UK Christmas music charts 2009

One of the most great things about Great Britain that a lot of my non-British friends I have been working with would agree is our pop music.

Take a city like Manchester, probably the most musically fertile places in the world.   Everything from The Smiths, New Order, M-people and of course Oasis started up there.   In the late 70s and early 80s bands like The Selector, The Specials, Madness and UB40, took some of the ska and reggae sounds of the Carribean and brought them into a new audience in the UK and whole sub genres of music like two tone (referred both to the sound of music and that it appeal to two different racial groups) were born.

Punk, was of course very British with The Sex Pistols and The Clash, these have an obviously aggressive, political theme for it, but it was good musically as well.

The early 1980s had a lot of music that represent the depression that had was around in the 81-82 era, just listen to say the Specials “Ghost Town” which was an iconic track from that period.

Indeed Britain is and should be very proud of the vast amount of talented bands spawned from our green and pleasant land.  And I absolutely love pop music of all kinds, old and new, popular and obscure, British and otherwise.

So what the hell happened with the charts in December 2009?

The X-factor.   Its cheesy but fun, kind of like Eurovision, some pleasant but short life span tunes often appear often at Christmas.   But Christmas isn’t always cheese.   Kylie Minogue had a Christmas number one “I believe” which was a sweet, happy feel good sort of song, just the sort of thing Kylie does best.

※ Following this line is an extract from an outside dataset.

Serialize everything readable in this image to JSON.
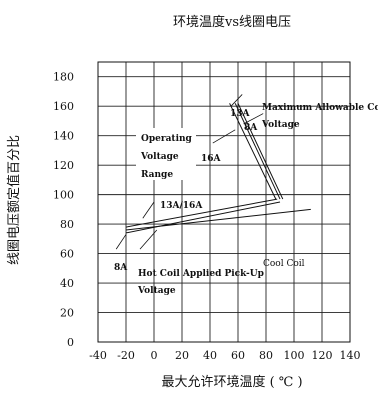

Someone came out with the idea the Rage against the Machine should reissue “Killing in the name” for the Christmas number one.  Oh dear.

Facebook is really good for getting people onto Band wagons, whether its for or against the BNP, or immigration, every type of soap box which people want to stand on, it only recently I have seen the enourmous amount of motivation in can start up to lead people.   Take the Wispa chocolate bar was brough back by a Facebook group.   I didnt even realise this product had been discontinued in the first place, by nevertheless the PR people from Cadburys listened and people rejoiced as the familiar blue packaged fluffy centre chocolate bar reappeared in corner shops all over the UK again.

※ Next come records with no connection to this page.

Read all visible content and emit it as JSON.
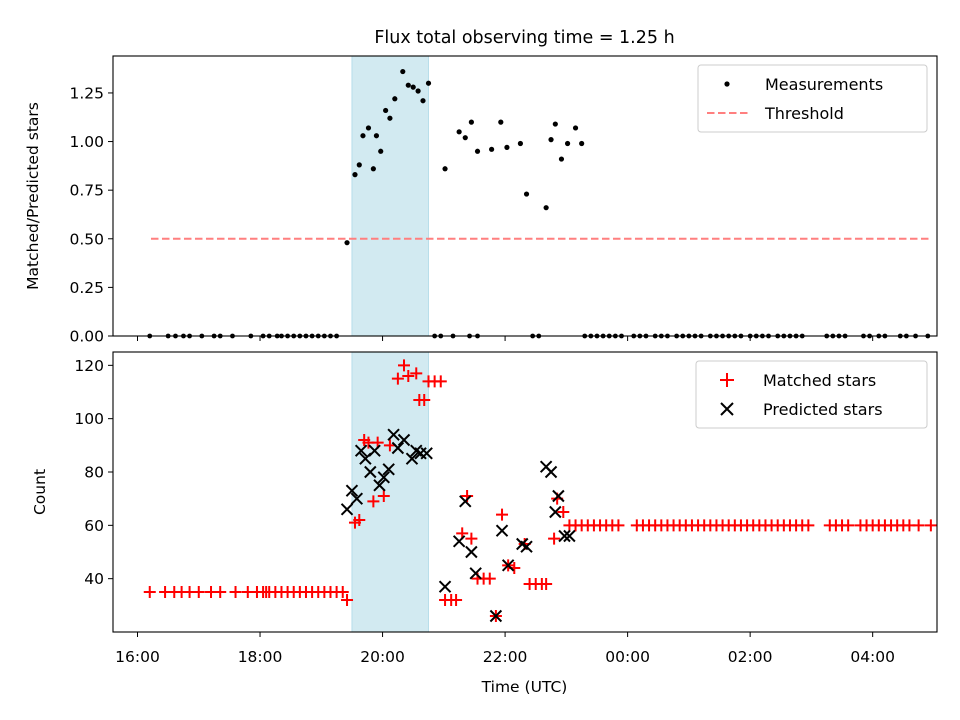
{
  "chart_data": {
    "type": "scatter",
    "title": "Flux total observing time = 1.25 h",
    "xlabel": "Time (UTC)",
    "x_units": "hours since 16:00 UTC (values > 8 cross midnight)",
    "xlim": [
      -0.4,
      13.05
    ],
    "x_ticks": [
      0,
      2,
      4,
      6,
      8,
      10,
      12
    ],
    "x_tick_labels": [
      "16:00",
      "18:00",
      "20:00",
      "22:00",
      "00:00",
      "02:00",
      "04:00"
    ],
    "shaded_interval": [
      3.5,
      4.75
    ],
    "panels": [
      {
        "name": "ratio",
        "ylabel": "Matched/Predicted stars",
        "ylim": [
          0,
          1.44
        ],
        "y_ticks": [
          0,
          0.25,
          0.5,
          0.75,
          1.0,
          1.25
        ],
        "y_tick_labels": [
          "0.00",
          "0.25",
          "0.50",
          "0.75",
          "1.00",
          "1.25"
        ],
        "legend": [
          "Measurements",
          "Threshold"
        ],
        "threshold": {
          "value": 0.5,
          "x_range": [
            0.22,
            12.95
          ],
          "color": "#ff7f7f"
        },
        "measurements": {
          "x": [
            3.42,
            3.55,
            3.62,
            3.68,
            3.77,
            3.85,
            3.9,
            3.97,
            4.05,
            4.12,
            4.2,
            4.33,
            4.42,
            4.5,
            4.58,
            4.66,
            4.75,
            5.02,
            5.25,
            5.35,
            5.45,
            5.55,
            5.78,
            5.93,
            6.03,
            6.25,
            6.35,
            6.67,
            6.75,
            6.82,
            6.92,
            7.02,
            7.15,
            7.25
          ],
          "y": [
            0.48,
            0.83,
            0.88,
            1.03,
            1.07,
            0.86,
            1.03,
            0.95,
            1.16,
            1.12,
            1.22,
            1.36,
            1.29,
            1.28,
            1.26,
            1.21,
            1.3,
            0.86,
            1.05,
            1.02,
            1.1,
            0.95,
            0.96,
            1.1,
            0.97,
            0.99,
            0.73,
            0.66,
            1.01,
            1.09,
            0.91,
            0.99,
            1.07,
            0.99
          ]
        },
        "zero_points_x": [
          0.2,
          0.5,
          0.62,
          0.75,
          0.85,
          1.05,
          1.25,
          1.35,
          1.55,
          1.85,
          2.05,
          2.15,
          2.28,
          2.35,
          2.45,
          2.55,
          2.65,
          2.75,
          2.85,
          2.95,
          3.05,
          3.15,
          3.25,
          4.85,
          4.95,
          5.15,
          5.42,
          5.55,
          6.45,
          6.55,
          7.3,
          7.4,
          7.5,
          7.6,
          7.7,
          7.8,
          7.9,
          8.1,
          8.2,
          8.3,
          8.45,
          8.55,
          8.65,
          8.8,
          8.9,
          9.0,
          9.1,
          9.2,
          9.35,
          9.45,
          9.55,
          9.65,
          9.75,
          9.85,
          10.0,
          10.1,
          10.2,
          10.3,
          10.45,
          10.55,
          10.65,
          10.75,
          10.85,
          11.25,
          11.35,
          11.45,
          11.55,
          11.85,
          11.95,
          12.1,
          12.2,
          12.45,
          12.55,
          12.7,
          12.9
        ]
      },
      {
        "name": "count",
        "ylabel": "Count",
        "ylim": [
          20,
          125
        ],
        "y_ticks": [
          40,
          60,
          80,
          100,
          120
        ],
        "y_tick_labels": [
          "40",
          "60",
          "80",
          "100",
          "120"
        ],
        "legend": [
          "Matched stars",
          "Predicted stars"
        ],
        "series": [
          {
            "name": "Matched stars",
            "marker": "+",
            "color": "#ff0000",
            "x": [
              0.2,
              0.45,
              0.6,
              0.72,
              0.85,
              1.0,
              1.2,
              1.35,
              1.6,
              1.8,
              1.95,
              2.1,
              2.25,
              2.05,
              2.15,
              2.35,
              2.45,
              2.55,
              2.65,
              2.75,
              2.85,
              2.95,
              3.05,
              3.15,
              3.25,
              3.35,
              3.42,
              3.55,
              3.62,
              3.7,
              3.77,
              3.85,
              3.92,
              4.02,
              4.12,
              4.25,
              4.35,
              4.42,
              4.55,
              4.6,
              4.68,
              4.75,
              4.85,
              4.95,
              5.02,
              5.12,
              5.2,
              5.3,
              5.38,
              5.45,
              5.55,
              5.65,
              5.75,
              5.85,
              5.95,
              6.05,
              6.15,
              6.32,
              6.4,
              6.5,
              6.6,
              6.67,
              6.8,
              6.85,
              6.95,
              7.05,
              7.15,
              7.25,
              7.35,
              7.45,
              7.55,
              7.65,
              7.75,
              7.85,
              8.15,
              8.25,
              8.35,
              8.45,
              8.55,
              8.65,
              8.75,
              8.85,
              8.95,
              9.05,
              9.15,
              9.25,
              9.35,
              9.45,
              9.55,
              9.65,
              9.75,
              9.85,
              9.95,
              10.05,
              10.15,
              10.25,
              10.35,
              10.45,
              10.55,
              10.65,
              10.75,
              10.85,
              10.95,
              11.3,
              11.4,
              11.5,
              11.6,
              11.8,
              11.9,
              12.0,
              12.1,
              12.2,
              12.3,
              12.4,
              12.5,
              12.6,
              12.75,
              12.95
            ],
            "y": [
              35,
              35,
              35,
              35,
              35,
              35,
              35,
              35,
              35,
              35,
              35,
              35,
              35,
              35,
              35,
              35,
              35,
              35,
              35,
              35,
              35,
              35,
              35,
              35,
              35,
              35,
              32,
              61,
              62,
              92,
              91,
              69,
              91,
              71,
              90,
              115,
              120,
              116,
              117,
              107,
              107,
              114,
              114,
              114,
              32,
              32,
              32,
              57,
              71,
              55,
              40,
              40,
              40,
              26,
              64,
              45,
              44,
              53,
              38,
              38,
              38,
              38,
              55,
              70,
              65,
              60,
              60,
              60,
              60,
              60,
              60,
              60,
              60,
              60,
              60,
              60,
              60,
              60,
              60,
              60,
              60,
              60,
              60,
              60,
              60,
              60,
              60,
              60,
              60,
              60,
              60,
              60,
              60,
              60,
              60,
              60,
              60,
              60,
              60,
              60,
              60,
              60,
              60,
              60,
              60,
              60,
              60,
              60,
              60,
              60,
              60,
              60,
              60,
              60,
              60,
              60,
              60,
              60
            ]
          },
          {
            "name": "Predicted stars",
            "marker": "x",
            "color": "#000000",
            "x": [
              3.42,
              3.5,
              3.58,
              3.65,
              3.72,
              3.8,
              3.87,
              3.95,
              4.02,
              4.1,
              4.18,
              4.25,
              4.35,
              4.48,
              4.55,
              4.62,
              4.72,
              5.02,
              5.25,
              5.35,
              5.45,
              5.52,
              5.85,
              5.95,
              6.05,
              6.28,
              6.35,
              6.67,
              6.75,
              6.82,
              6.87,
              6.97,
              7.05
            ],
            "y": [
              66,
              73,
              70,
              88,
              85,
              80,
              88,
              75,
              78,
              81,
              94,
              89,
              92,
              85,
              88,
              87,
              87,
              37,
              54,
              69,
              50,
              42,
              26,
              58,
              45,
              53,
              52,
              82,
              80,
              65,
              71,
              56,
              56
            ]
          }
        ]
      }
    ]
  }
}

So when a campaign to get Rage to number one, Simon Cowell the often rude and disliked record boss who makes short life span fun but ultimately disposable music appear and disappear is the target of a campaign, a bit like hating a parking warden after getting a ticket.

There is nothing wrong with hard rock or metal, but sorry I think Retards against the machine have absolutely no substance to them.   Getting 40,000 or so teenagers to click to buy a 79p track on iTunes just to make the X-Factor bands lose was more of factor to see them win.   The song was poor in 1992 its certainly no better now.   Rage’s message is all about being up against ‘the man’ and being as their title, ‘against the machine’  the fictitious authority which make people like to be on the rebellious side.  I hope to see them fast fade away as quick as snow in Basingstoke.   Maybe they will appear again 17 years time again.

Of course the angst ridden teenagers that bought this song will be a bit disappointed to find Rage’s record label is the same company as a certain Mr Cowell’s.   So in Rage’s expletive ridden lyrics, “f*** you, I wont do you tell me”

Yes you did.

You did exactly what you were told and gave your pocket money to the men at the record companies that put together throwaway music, both X-Factor and kiddiegrunge, and they are chuckling you did.

Do yourself a favour, there were probably more than 2 songs in the charts.  Turn on your radio and listening to real music with talent.